Les conflits entre agriculteurs et éleveurs deviennent, de plus en plus, préoccupants au Bénin. Un simple désaccord entre ces deux acteurs peut vite faire le lit à l’extrémisme violent.
Nazirou SIDI ALI & Fidelia BIAOU
« Un matin, j’arrive au champ et je trouve un troupeau qui broutait ma plantation de manioc. J’ai crié pour chasser les bœufs quand l’apprenti éleveur a sorti son coupe-coupe. Une altercation s’en est suivie. Je me suis retrouvé le bras charcuté. Voici comment je suis devenu manchot aujourd’hui.» Ce témoignage glaçant de Karimou, la quarantaine, cultivateur à Parakou relance l’éternelle question de regain de violences dans ce département.

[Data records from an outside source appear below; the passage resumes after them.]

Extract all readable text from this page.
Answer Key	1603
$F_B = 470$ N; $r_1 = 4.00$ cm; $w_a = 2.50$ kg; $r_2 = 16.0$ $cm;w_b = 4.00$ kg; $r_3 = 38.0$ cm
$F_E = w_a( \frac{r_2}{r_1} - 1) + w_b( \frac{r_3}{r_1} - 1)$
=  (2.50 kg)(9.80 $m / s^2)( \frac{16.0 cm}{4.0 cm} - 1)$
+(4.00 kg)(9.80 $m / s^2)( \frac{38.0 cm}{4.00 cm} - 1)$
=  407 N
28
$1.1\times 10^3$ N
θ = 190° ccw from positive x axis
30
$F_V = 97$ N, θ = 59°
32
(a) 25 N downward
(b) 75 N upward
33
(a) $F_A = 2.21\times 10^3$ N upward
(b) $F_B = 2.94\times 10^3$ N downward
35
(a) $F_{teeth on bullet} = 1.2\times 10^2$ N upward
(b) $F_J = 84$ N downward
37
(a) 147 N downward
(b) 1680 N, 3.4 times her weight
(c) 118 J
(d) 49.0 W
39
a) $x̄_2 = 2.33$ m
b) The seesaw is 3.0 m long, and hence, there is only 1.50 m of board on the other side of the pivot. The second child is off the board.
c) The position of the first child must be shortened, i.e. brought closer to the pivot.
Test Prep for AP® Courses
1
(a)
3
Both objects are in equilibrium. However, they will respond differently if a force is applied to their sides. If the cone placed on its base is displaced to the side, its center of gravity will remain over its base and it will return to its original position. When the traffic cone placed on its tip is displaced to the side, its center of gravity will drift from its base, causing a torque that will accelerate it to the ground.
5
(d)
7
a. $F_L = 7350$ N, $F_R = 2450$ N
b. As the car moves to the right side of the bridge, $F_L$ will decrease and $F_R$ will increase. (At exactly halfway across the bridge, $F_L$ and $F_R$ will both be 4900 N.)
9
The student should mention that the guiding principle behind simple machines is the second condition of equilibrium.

Les malentendus surviennent assez vite entre les éleveurs et les agriculteurs. Les désaccords entre les deux parties sont de violentes oppositions de sentiments. Ils sont généralement causés par la destruction des champs de cultures de l’agriculteur par le troupeau. Selon les explications de l’éleveur Mohamed Ousmane, l’origine du conflit est, dans bien des cas, liée à la négligence des apprentis éleveurs. « Fréquemment, quand vous entendez qu’il y a conflit entre éleveurs et agriculteurs, c’est souvent un apprenti éleveur qui a fait preuve de négligence en ne canalisant pas son troupeau.» A cette cause, s’ajoute l’impatience des agriculteurs. « Lorsqu’il trouve son champ dévasté, l’agriculteur s’en prend généralement à l’éleveur. Il n’a pas la patience de chercher à connaître le véritable auteur. Et c’est la porte ouverte à des violences, qui, parfois, tournent au drame.», insiste-t-il.
Agriculteurs et éleveurs n’arrivent toujours pas à trouver un consensus lorsque surviennent des dégâts relatifs à la destruction des cultures. Ce défaut de consensus amplifie généralement la situation. Et même l’intervention d’une autorité locale pour les concilier ne suffit toujours pas pour apaiser l’agriculteur qui ne décolère pas. « Lorsque ces genres de situations surviennent, nous n’aimons pas aller chez le chef de village qui préfère privilégier un règlement à l’amiable. Ce qui ne nous arrange pas.», se défend Mouchoud Saka Kiré, agriculteur.
Pour Bouraïma Gnanli, coordonnateur de l’Association pour la Promotion de l’Elevage au Sahel et en Savane au Bénin « quand un conflit aboutit à un massacre des animaux, à une attaque dans un camp peulh où on incendie tout, les victimes n’ont pas d’autres solutions que de prendre la voie de l’extrémisme violent.»
Pour éviter ces conflits entre agriculteurs et éleveurs, l’Etat béninois a mis en place le Projet de Sédentarisation des Troupeaux de Ruminants au Bénin (PROSER), à travers le programme de réalisation de forages pour la sédentarisation des bêtes.
Des voix s’élèvent dans le monde agricole pour sensibiliser sur la cohabitation pacifique supposée exister entre les deux groupes cibles. C’est le cas de Bouraïma Gnanli qui préconise « d’aller vers ces deux acteurs et leur demander de cultiver la tolérance. Il est aussi nécessaire de leur montrer qu’ensemble, ils contribuent au développement de notre pays.» Il sollicite, par ailleurs, l’implication des professionnels des médias pour une sensibilisation des groupes cibles dans l’intérêt de la cohésion sociale.